Taking Advantage of Machine Learning Methods to Better Represent Fire Radiative Power (FRP) for Smoke and Weather Forecasting Models

Currently, the High Resolution Rapid Refresh (HRRR) coupled with Smoke (HRRR-Smoke) and many other smoke forecasting models represent diurnal cycle of fire emissions by using climatological curves. In HRRR-Smoke the fire emissions are estimated from the measured value of FRP from satellite data taken by the Visible Infrared Imaging Radiometer Suite (VIIRS) and Moderate Resolution Imaging Spectroradiometer (MODIS) instruments. The forecasting of fire smoke emissions are based on the persistence approach.

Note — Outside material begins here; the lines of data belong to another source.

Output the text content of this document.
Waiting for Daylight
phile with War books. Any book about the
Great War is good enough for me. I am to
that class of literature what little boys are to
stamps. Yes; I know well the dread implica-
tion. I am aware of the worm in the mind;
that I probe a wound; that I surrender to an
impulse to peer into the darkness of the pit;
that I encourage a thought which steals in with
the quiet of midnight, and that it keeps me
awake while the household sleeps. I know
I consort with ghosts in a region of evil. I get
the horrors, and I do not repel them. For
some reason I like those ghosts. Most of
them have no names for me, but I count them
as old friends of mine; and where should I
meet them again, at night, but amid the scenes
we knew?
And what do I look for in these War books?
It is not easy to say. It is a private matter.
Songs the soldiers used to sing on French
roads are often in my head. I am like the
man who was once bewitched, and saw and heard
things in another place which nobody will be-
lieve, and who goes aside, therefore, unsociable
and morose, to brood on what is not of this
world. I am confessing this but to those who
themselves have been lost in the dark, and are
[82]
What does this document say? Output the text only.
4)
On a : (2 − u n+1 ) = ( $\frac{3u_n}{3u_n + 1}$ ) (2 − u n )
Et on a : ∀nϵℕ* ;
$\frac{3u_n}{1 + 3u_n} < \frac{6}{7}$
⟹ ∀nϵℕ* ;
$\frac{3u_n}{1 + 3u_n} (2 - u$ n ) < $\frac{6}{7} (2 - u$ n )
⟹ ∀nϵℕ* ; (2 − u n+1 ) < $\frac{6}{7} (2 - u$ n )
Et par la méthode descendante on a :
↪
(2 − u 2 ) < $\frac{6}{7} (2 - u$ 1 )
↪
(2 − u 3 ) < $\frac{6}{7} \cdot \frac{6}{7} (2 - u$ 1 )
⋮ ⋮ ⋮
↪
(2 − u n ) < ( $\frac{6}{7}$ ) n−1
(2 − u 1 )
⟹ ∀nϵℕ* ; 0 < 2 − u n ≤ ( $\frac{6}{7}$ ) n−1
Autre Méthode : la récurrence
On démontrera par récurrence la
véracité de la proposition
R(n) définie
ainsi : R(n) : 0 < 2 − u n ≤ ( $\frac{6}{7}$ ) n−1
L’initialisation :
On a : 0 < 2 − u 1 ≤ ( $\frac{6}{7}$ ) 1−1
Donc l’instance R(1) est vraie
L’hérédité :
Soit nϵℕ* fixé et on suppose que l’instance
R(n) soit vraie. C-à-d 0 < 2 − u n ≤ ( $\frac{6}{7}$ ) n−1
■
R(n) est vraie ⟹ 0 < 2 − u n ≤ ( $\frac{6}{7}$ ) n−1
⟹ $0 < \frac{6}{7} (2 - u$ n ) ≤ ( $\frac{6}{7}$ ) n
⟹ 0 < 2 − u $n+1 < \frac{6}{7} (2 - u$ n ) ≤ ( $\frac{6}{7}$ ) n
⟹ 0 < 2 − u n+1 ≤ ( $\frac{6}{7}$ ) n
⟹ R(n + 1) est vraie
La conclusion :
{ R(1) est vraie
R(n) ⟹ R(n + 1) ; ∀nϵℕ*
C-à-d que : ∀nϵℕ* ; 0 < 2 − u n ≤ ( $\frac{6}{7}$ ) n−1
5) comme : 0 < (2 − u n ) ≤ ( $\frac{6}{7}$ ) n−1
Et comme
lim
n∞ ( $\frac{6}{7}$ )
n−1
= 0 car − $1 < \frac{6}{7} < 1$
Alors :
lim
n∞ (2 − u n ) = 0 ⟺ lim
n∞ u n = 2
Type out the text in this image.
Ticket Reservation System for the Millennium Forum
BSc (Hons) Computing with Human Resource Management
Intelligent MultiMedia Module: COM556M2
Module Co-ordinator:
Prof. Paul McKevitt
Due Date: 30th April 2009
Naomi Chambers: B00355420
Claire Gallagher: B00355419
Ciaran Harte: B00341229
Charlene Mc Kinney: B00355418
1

As is, it is quite challenging to accurately forecast fire emissions and smoke concentrations in rapidly changing fire behaviour and weather conditions.

We propose improving upon older methods by introducing a machine learning model that integrates available Geostationary Operational Environmental Satellites (GOES) R satellite irradiance data and measured FRP with existing satellite-measured FRP values in addition to modeled meteorological values to better represent the FRP curve of individual fires based on current weather conditions and geospatial location. With information such as more frequently available satellite imagery and temperature, relative humidity, and wind, we present an algorithm to improve FRP curve for each pixel point at hourly time scale. We will compare different machine learning methods, such as random forest and neural networks, during 2017 and 2018 to demonstrate the potential of better representing FRP curves of fires for smoke modeling applications. We will also investigate how to analyze the importance of the different inputs into these machine learning models to better understand what drives FRP variability according to the machine.